Nas nossas conversas “en friche” deste Domingo, falou a minha irmã com muito entusiasmo de um filme que vira no 1º canal – “As minhas tardes com Margueritte” – tradução, que achou descabida, do título “La tête en friche”, que nos aconselhou a ver, agora que já manejamos o replay com mestria. Não sei o que fez a nossa amiga, que diz ter perdido a paciência para filmes, mais propensa aos do nosso quotidiano, ela que, repete, em Lourenço Marques não perdia nenhuma das matinées de Sábado, com as amigas e os amigos, e mais tarde em Quelimane com o marido e as amigas das muitas diversões zambezianas. Já eu, docilmente, passei uma tarde de Domingo entre os filmes do Maigret, o cochilar de permeio, os DDT que falhara na véspera, e, finalmente, o filme de 2010, realizado por Jean Becker, leio na Internet, adaptado da obra de Marie-Sabine Roger.

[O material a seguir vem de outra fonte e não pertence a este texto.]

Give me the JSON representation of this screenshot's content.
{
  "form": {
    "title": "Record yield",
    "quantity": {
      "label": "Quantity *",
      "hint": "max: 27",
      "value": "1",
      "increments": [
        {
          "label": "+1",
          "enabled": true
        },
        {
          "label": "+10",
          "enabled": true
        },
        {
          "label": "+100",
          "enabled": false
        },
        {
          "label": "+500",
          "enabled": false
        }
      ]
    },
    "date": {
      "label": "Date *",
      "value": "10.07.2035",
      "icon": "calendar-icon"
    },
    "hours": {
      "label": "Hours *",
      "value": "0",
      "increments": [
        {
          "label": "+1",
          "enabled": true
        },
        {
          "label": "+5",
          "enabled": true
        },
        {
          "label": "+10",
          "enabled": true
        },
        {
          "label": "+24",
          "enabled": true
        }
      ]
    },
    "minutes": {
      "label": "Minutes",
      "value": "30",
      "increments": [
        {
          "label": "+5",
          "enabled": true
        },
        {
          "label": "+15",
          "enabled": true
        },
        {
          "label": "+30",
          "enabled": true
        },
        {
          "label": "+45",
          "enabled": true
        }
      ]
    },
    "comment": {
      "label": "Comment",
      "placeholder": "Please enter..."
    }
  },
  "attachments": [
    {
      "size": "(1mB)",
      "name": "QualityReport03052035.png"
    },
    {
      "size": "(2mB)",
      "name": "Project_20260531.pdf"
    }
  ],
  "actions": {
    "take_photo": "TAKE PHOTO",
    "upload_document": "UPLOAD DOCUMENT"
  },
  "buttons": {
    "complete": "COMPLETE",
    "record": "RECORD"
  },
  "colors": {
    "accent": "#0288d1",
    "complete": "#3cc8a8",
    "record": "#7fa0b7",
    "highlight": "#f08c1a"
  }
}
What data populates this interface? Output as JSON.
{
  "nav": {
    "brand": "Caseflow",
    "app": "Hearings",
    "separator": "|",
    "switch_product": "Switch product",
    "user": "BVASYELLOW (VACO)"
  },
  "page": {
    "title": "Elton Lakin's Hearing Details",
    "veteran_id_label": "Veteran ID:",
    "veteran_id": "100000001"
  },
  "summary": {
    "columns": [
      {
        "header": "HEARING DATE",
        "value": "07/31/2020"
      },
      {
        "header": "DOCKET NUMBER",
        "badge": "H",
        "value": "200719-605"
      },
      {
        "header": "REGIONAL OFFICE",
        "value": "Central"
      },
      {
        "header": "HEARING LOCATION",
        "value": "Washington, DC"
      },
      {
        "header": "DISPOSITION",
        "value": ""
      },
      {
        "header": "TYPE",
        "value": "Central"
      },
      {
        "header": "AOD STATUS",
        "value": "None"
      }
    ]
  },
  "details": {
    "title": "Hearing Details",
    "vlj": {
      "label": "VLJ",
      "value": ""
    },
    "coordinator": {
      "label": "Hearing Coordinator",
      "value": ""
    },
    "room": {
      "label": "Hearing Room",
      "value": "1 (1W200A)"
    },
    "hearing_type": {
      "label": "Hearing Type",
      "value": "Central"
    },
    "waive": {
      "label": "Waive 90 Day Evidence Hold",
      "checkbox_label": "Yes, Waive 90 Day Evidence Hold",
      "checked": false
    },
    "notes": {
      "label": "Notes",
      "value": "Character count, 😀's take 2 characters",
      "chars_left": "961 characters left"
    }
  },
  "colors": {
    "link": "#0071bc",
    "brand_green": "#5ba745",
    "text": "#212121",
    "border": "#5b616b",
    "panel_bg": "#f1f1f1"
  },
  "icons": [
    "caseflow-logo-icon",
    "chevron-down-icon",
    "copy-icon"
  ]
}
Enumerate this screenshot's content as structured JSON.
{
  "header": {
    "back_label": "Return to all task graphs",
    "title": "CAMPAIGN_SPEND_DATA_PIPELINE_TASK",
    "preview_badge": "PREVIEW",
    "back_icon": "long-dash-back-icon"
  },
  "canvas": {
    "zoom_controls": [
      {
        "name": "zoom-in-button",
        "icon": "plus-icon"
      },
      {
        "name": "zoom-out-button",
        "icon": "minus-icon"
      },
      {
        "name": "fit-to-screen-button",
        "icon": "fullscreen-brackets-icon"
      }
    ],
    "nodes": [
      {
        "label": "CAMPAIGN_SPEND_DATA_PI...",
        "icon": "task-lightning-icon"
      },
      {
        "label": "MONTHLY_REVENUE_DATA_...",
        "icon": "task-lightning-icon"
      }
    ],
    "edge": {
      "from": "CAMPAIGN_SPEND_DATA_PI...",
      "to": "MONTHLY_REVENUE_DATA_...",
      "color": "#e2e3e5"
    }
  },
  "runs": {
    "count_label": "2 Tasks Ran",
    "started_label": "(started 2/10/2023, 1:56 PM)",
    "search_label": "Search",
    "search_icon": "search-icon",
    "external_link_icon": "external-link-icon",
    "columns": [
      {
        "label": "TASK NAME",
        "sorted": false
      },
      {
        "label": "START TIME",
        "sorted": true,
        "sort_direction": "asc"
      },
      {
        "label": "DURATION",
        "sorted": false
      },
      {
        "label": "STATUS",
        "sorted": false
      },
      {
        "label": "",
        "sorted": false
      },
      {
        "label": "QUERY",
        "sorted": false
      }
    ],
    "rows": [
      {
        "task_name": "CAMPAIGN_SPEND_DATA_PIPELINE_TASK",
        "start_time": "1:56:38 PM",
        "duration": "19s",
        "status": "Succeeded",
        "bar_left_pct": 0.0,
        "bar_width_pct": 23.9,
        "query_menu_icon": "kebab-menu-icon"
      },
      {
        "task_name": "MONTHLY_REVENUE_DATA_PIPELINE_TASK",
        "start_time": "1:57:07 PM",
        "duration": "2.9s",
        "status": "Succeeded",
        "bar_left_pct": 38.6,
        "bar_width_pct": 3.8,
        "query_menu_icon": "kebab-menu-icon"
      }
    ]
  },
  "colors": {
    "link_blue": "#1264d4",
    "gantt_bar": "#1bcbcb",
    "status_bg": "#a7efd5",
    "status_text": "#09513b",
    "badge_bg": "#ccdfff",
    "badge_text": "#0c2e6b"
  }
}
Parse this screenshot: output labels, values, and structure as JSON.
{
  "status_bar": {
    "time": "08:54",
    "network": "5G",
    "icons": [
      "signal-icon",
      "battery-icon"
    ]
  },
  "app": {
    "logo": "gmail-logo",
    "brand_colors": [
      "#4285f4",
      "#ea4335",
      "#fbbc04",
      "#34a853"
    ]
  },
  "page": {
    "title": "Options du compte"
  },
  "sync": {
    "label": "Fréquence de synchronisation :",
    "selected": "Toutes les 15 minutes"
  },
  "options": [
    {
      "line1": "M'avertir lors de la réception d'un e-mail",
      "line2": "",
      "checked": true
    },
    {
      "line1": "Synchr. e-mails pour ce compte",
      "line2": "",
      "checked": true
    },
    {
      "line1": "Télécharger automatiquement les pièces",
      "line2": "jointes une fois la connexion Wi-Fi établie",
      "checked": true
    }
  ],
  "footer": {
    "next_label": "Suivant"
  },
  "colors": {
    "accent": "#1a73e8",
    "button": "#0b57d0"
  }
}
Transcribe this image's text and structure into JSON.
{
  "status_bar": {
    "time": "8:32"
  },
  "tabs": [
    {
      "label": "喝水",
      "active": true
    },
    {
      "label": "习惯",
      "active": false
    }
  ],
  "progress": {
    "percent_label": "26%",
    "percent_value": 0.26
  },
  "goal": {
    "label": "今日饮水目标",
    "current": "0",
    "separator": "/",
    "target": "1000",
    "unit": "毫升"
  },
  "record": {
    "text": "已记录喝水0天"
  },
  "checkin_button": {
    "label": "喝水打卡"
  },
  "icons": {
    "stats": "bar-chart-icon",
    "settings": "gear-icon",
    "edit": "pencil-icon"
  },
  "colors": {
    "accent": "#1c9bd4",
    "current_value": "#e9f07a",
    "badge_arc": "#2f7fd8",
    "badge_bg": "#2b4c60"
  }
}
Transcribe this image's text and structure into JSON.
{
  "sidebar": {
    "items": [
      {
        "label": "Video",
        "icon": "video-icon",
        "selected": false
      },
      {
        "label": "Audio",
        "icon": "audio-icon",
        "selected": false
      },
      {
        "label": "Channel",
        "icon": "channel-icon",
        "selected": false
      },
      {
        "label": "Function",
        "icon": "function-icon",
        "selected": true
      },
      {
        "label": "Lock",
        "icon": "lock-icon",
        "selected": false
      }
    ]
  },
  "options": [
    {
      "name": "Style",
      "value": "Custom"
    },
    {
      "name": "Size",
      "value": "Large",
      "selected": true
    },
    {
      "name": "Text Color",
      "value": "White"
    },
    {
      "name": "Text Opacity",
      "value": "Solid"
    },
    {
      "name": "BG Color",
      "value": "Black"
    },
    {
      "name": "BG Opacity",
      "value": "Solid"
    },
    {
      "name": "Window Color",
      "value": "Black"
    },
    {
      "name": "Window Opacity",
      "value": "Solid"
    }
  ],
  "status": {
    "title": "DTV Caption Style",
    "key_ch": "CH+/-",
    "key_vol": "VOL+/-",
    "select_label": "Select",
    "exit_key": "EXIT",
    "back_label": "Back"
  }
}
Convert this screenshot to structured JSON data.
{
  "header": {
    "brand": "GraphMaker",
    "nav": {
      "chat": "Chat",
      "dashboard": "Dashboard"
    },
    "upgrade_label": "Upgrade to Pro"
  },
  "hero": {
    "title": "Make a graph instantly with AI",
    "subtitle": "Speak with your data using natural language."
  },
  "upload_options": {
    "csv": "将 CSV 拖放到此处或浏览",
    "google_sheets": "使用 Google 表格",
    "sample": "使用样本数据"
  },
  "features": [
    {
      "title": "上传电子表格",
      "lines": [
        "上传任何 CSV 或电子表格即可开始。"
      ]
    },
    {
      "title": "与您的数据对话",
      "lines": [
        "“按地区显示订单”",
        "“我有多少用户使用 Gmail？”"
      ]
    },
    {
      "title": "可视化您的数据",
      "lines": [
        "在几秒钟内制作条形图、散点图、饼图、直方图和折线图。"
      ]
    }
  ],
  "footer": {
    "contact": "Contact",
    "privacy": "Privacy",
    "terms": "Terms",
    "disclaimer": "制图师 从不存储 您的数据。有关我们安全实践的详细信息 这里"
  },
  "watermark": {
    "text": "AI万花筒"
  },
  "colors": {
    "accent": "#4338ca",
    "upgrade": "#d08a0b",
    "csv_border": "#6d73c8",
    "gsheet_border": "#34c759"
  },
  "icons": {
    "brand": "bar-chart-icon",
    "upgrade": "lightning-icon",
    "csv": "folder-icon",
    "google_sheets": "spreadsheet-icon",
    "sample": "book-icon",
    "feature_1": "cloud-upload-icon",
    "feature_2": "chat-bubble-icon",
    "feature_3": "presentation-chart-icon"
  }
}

A minha irmã falara no excelente papel de Gérard Depardieu e eu resolvi libertar-me, não dos «grandes ruídos modernos das rodas e engrenagens da fábrica», da expressão do Álvaro de Campos na sua Ode Triunfal, tanto mais que era Domingo, Dia do Senhor, e por isso de descanso, mas da vozearia ou sequer cicio das espécies de diálogos presidenciais que, afinal me põem igualmente “em fúria fora e dentro de mim, por todos os meus nervos dissecados fora, por todas as papilas fora de tudo o que eu sinto” e que aspirei a ignorar nessa tarde de santo ripanço.

 

E o que vou no próximo Domingo dizer à minha irmã é que concordo inteiramente com o seu repúdio a respeito da tradução da “tête en friche” para a insonsa “Minhas tardes com Margueritte”, além de outros desvios na tradução brasileira, mais uma vez exemplificativos da máxima “traduttore traditore” não só desvirtuadora do sentido mas eliminadora, neste caso, de um tropo afinal simbólico de todo o enredo: uma cabeça en friche, deixada ao abandono, sem cultura, como o matagal bravio: história de um rapaz simples mas bonacheirão, vítima de troça na escola, como do azedume frustrado da mãe, num ambiente de aldeia, em que a taberna e os homens que a frequentam são o ponto central para o convívio e o ruído das disputas e das entreajudas. Margueritte é uma velhinha simpática sentada num banco de jardim junto das pombas, todas com nome e especificidades anotadas pelo homem da “tête en friche” que com ela travou conhecimento, escutando-lhe as leituras da “Peste” de Camus que ele mal acompanhava mas de que fixava conceitos. A amizade pela velhinha que assim lhe vai desbravando o espírito, terá o seu clímax quando ele a vai buscar a um lar do Estado, onde a família a enfiara por não poder continuar a pagar-lhe o particular onde estivera, e a leva para a casa que herdou da mãe, que afinal sempre vivera a pensar no filho, deixando-lhe uma pequena fortuna.

 

Uma história cor-de-rosa, simpática e bem desempenhada, uma história de vida como gostaríamos que fosse a vida, sem camicases nem jihadistas, nem gente em fuga morrendo afogada, nem cenas tristes de gente sem vergonha, querendo sair do anonimato, em balbucios verbais de absoluta irrisão, como os de tantos desses candidatos presidenciais da nossa farsa política.

 

Uma tarde de Domingo em cheio, no esquecimento.